Heureusement, le directeur d'école avait d'autres leviers pour agir. Le plan concernant les voyages scolaires s'est déroulé sans encombre: les déplacements en avion ont été remplacés par le train.

Les enfants plantent des arbres, 120 exactement pour symboliser le 120ème anniversaire du collège. [RTS]
Les enfants plantent des arbres, 120 exactement pour symboliser le 120e anniversaire du collège. [RTS]

Les enfants ont planté 120 arbres, pour symboliser le 120e anniversaire de l’école. Mais cette réussite n'en est qu'une demie, puisque les arbustes sont trop jeunes pour capturer du CO2 de manière significative. Ils n'aideront pas à atteindre l'objectif de réduction de 5% des émissions.

L'école a surtout pu agir sur l'énergie. Des nouvelles fenêtres ont été installées et la température abaissée à 20 degrés dans les classes, les bureaux et les dortoirs.

Au total, l'école a dépensé 100'000 francs et a même dépassé son objectif.

Consentir à certains sacrifices?

Le résultat après un an montre une réduction de 7% des émissions de CO2. "Pour être tout à fait honnête, je ne peux pas déterminer quelle part de cette réduction est due à un hiver plus chaud ou plus froid que le précédent, mais je constate que nous sommes sur la bonne voie", se félicite le directeur du collège Champittet dimanche dans le 19h30.

Un an après, Philippe de Korodi, directeur général du Collège Champittet, tire le bilan de son initiative.
Un an après, Philippe de Korodi, directeur général du Collège Champittet, tire le bilan de son initiative.

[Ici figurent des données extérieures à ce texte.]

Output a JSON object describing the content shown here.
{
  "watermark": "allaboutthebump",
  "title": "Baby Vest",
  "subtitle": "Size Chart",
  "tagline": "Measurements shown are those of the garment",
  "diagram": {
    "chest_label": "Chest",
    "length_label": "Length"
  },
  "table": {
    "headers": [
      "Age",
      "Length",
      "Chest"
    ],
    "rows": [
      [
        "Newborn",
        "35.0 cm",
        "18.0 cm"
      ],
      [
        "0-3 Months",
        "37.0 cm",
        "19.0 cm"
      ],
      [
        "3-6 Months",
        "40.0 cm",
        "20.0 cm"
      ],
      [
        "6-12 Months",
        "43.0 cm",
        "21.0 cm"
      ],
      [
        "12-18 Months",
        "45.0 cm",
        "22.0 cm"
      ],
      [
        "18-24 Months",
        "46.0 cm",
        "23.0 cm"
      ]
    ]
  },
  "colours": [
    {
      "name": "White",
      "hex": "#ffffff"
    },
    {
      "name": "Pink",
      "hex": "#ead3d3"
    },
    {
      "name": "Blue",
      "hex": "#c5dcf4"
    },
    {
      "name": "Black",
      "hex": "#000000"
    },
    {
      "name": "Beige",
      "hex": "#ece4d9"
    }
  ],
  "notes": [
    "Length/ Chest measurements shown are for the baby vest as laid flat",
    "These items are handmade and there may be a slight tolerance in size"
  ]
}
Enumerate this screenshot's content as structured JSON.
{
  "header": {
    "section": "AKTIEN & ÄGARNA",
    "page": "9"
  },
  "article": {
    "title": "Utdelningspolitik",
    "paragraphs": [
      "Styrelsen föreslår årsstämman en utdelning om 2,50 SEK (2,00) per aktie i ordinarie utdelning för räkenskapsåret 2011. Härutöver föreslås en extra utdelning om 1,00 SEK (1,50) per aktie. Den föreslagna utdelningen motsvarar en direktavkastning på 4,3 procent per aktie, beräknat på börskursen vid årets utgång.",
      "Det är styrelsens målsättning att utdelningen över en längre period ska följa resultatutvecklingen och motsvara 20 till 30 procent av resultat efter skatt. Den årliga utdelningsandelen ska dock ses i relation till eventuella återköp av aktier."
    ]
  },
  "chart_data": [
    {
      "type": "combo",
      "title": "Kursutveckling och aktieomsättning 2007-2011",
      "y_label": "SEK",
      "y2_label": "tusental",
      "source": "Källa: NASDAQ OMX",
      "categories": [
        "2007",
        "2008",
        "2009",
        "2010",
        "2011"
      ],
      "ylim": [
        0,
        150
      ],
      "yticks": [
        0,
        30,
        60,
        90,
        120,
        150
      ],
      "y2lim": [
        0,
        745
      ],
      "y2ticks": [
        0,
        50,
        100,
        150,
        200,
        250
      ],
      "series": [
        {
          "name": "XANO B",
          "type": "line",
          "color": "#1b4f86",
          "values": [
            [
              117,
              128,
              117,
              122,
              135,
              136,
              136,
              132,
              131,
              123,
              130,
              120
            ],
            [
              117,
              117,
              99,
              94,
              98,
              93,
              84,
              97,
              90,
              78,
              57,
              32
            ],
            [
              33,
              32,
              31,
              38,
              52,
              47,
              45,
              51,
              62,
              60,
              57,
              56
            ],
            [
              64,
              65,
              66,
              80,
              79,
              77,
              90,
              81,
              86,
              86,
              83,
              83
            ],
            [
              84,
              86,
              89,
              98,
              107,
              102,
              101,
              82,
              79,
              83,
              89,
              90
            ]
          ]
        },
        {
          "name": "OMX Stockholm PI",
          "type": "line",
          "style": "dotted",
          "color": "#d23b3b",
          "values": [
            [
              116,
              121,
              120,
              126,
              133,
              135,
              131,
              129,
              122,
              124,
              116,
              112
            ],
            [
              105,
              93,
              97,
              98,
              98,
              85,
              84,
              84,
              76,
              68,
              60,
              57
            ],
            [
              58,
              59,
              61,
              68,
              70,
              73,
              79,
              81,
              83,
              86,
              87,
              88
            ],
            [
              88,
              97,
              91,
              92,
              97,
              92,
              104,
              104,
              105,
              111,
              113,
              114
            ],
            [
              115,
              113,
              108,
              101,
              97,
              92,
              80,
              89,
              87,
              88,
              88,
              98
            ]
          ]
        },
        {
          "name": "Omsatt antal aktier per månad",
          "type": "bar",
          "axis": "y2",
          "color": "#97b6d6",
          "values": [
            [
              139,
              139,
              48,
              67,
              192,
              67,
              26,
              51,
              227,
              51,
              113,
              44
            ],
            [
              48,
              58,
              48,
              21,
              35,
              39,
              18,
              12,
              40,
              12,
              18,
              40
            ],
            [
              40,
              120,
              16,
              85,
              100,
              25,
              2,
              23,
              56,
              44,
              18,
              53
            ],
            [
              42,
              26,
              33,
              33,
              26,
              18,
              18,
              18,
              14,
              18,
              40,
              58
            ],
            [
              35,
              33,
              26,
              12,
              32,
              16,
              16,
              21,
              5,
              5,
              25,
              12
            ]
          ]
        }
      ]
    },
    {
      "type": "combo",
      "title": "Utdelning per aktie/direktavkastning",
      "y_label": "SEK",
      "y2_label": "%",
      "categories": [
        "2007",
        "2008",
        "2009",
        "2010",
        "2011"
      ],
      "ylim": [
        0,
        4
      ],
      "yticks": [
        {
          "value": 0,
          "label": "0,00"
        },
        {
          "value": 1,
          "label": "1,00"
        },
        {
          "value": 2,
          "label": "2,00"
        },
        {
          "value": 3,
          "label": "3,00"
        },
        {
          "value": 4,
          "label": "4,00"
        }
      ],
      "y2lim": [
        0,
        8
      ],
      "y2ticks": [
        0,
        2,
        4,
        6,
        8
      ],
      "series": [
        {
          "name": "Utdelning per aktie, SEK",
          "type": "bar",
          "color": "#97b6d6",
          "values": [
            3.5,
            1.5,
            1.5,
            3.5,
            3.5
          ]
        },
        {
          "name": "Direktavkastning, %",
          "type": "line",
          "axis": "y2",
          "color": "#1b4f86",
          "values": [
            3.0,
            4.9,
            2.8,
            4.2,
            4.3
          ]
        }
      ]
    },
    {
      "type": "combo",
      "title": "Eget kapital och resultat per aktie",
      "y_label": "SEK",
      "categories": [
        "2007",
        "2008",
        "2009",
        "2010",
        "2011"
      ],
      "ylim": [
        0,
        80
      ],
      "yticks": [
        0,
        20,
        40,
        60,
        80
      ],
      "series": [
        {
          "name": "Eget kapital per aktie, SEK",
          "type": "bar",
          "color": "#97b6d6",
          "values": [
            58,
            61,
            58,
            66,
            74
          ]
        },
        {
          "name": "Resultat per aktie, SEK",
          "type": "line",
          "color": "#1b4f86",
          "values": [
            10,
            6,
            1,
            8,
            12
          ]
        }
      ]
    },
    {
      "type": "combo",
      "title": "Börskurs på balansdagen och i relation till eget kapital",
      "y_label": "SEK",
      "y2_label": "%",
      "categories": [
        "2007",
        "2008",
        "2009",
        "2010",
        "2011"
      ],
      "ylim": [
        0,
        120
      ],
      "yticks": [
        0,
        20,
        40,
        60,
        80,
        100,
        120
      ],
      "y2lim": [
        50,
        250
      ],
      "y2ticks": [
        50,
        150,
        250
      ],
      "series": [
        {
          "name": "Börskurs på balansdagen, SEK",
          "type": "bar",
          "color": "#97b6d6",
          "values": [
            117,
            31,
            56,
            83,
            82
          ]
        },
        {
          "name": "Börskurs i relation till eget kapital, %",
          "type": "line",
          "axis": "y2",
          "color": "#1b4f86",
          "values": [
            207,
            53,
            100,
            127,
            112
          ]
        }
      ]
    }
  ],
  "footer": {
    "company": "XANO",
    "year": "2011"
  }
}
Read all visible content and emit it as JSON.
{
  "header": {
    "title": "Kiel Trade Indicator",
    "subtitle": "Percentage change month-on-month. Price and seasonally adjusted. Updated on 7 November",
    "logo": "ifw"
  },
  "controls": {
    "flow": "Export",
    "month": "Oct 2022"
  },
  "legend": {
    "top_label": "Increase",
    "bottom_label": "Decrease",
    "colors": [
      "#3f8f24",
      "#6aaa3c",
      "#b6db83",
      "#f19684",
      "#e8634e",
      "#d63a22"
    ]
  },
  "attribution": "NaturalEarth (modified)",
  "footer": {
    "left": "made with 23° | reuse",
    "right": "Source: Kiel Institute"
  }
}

Beaucoup d'efforts pour essuyer des échecs, avec une réduction des émissions toute relative. Mais il n'y a pas de quoi se décourager, rassure Pierre Basque, manager chez DSS+ Consulting. "La première année, on met en place la stratégie et les premières actions concrètes. Il est donc normal d'avoir une réduction d'impact relativement faible par rapport à l'objectif final. Il sera crucial de maintenir cet effort sur plusieurs années pour viser une neutralité carbone en 2050."

Pour y arriver, il faudra consentir à certains sacrifices, comme la fermeture de la bulle de tennis, chauffée en hiver. Le budget devra aussi s'allonger. Pour isoler les bâtiments et remplacer les chauffages, il faut compter 2 à 3 millions de francs. Et pour le changement des habitudes, on compte sur la nouvelle génération. L'établissement a déjà mis un point d'honneur à inculquer le développement durable dans le curriculum des élèves.